Antora’s thermal batteries are meant to solve that problem. Essentially, their system is an insulated box, filled with stacks of graphite, the black material used in pencils, and coils that convert electricity to heat. When power is plentiful, those coils can heat up the graphite blocks to a glowing, white-hot temperature of over 2,700°F. The graphite can then store that heat and release it continuously for 50 hours as a beam of heat and light through a window in the side of the container. That heat could then be used to, say, heat a limestone kiln to make cement. 

The goal is for their thermal batteries to be cheaper to operate than using fossil fuels. The company tested out its first full-scale pilot plant at an industrial site in Fresno, Calif., last month.
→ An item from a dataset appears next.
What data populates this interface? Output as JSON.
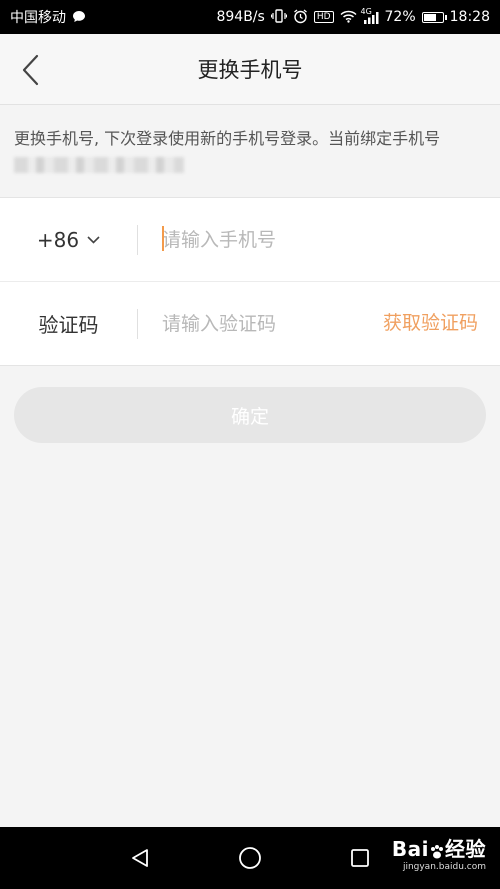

Justin Briggs, Antora’s co-founder and COO, says the new factory will begin producing thermal batteries next year, though Briggs was tightlipped on naming customers. (The company has technology that will allow its batteries to output both heat and electricity, but the current factory will produce batteries that output only heat at first.) He says the units are simple to make: the graphite blocks, for instance, are a cheap and common industrial material. 

“There’s blocks of carbon, there’s insulation, there’s a steel shell, there are some surrounding instrumentation, and other components,”  Briggs says. “Because of that, we’re able to manufacture these things quite rapidly.”